Courts have long held that a Judge makes any preliminary determination regarding the admissibility of evidence, including expert opinions and qualifications. In denying the Defendant’s motion, the Court relied on two (2) cases. In 2005, the Court of Special Appeals of Maryland held that suicide may be grounds for damages based on the negligence of another if the negligent conduct causes the decedent’s insanity, delirium or uncontrollable impulse to commit suicide. Sindler v. Litman, 166 Md. App. 90, 877 A.2d 97 (2005). Plaintiff’s expert provided such an opinion in this case. Here, the Court found that the Plaintiff produced enough evidence to create a jury question on the expert opinion in question, such that a Motion for Summary Judgment should be denied.
The Court also applied the Daubert standard in evaluating Dr. Anderson’s proffered expert testimony. This evaluation includes an analysis of: (1) whether the theory or technique in question can be and has been tested; (2) whether it has been subjected to peer review and publication; (3) its known or potential error rate; (4) the existence and maintenance of standards controlling its operation; and (5) whether it has attracted widespread acceptance within a relevant scientific community. Daubert v.
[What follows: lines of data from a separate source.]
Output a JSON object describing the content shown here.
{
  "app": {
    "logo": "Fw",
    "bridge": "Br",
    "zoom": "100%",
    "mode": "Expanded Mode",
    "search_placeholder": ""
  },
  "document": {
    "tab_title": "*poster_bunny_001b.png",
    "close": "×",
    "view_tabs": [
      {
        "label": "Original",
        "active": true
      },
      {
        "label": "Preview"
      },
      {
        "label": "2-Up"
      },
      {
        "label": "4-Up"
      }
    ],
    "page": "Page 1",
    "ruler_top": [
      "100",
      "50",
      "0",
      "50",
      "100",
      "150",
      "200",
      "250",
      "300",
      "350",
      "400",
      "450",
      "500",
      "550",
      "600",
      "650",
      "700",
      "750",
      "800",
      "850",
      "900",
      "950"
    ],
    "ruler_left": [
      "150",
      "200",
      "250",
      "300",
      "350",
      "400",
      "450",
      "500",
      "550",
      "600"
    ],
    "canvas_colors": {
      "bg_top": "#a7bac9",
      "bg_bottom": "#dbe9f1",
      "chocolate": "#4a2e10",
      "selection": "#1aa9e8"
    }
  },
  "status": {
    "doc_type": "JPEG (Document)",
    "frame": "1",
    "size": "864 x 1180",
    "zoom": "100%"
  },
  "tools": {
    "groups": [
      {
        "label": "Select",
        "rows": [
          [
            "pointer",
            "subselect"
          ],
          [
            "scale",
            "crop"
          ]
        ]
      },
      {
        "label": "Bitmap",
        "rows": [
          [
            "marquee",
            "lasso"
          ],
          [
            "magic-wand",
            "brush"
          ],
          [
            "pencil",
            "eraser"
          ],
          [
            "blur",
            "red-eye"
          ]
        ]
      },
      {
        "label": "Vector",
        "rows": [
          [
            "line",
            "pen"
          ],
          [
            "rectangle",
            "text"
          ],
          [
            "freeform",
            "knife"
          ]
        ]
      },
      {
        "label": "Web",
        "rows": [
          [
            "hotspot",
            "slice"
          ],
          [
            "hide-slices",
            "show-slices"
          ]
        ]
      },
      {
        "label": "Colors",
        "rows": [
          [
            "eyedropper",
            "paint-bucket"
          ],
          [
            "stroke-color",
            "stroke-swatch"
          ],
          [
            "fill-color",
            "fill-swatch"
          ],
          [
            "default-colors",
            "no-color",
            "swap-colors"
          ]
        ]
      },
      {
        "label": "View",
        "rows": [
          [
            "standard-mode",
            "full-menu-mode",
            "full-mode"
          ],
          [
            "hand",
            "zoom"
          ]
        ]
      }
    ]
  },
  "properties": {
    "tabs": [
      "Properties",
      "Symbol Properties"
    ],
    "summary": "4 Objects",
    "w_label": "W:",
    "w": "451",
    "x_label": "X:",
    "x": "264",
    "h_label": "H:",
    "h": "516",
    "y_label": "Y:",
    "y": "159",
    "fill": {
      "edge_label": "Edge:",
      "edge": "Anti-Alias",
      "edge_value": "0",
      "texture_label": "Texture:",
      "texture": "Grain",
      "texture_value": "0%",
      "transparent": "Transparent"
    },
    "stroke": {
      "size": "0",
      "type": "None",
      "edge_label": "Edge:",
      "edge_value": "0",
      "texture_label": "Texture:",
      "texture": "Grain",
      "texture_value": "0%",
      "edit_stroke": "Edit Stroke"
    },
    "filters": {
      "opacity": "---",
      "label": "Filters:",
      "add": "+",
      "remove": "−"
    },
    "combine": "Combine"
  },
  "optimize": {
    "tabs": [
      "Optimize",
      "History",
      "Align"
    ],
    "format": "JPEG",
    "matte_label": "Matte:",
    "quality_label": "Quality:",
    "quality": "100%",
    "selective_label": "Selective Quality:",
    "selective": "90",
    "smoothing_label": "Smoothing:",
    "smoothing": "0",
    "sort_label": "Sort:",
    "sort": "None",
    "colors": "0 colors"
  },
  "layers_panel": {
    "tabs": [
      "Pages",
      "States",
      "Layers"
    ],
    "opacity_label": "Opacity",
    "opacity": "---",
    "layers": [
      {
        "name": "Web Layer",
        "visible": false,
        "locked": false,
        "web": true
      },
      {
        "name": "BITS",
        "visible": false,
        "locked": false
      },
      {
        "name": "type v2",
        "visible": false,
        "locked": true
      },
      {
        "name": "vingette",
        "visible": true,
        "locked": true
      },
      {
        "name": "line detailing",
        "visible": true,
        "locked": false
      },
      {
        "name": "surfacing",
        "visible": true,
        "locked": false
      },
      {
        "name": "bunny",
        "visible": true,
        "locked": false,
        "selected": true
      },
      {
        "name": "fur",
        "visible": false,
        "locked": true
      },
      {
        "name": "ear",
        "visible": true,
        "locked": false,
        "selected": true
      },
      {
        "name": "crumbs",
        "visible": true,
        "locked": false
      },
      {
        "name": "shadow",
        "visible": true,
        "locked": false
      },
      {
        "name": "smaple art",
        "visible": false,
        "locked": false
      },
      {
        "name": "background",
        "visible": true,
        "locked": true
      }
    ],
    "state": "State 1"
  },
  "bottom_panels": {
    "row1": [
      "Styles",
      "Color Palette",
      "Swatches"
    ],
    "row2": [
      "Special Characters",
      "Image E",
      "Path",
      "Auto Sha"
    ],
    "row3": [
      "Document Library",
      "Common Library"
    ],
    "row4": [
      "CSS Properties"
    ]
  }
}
Merrell Dow Pharmaceuticals, Inc., 509 U.S. 579 (1994).
By applying Sindler and Daubert, the Court concluded that this issue be tried before a jury with expert testimony. The Court also noted that the Defense pointed to several issues that may be raised in a vigorous cross examination of Plaintiff’s expert, as opposed to bases for summary judgment.
The lesson to take away from Swiney, is that a routine motor vehicle accident may have significantly more implications beyond bodily injuries, property damages, and lost wages. A claim may be made that an insured’s negligent conduct resulted in an injured party’s insanity or delirium, causing that person to commit suicide. Considering the Court’s decision in Swiney¸ with sufficient evidence to support this opinion, it is still a question for a jury to decide.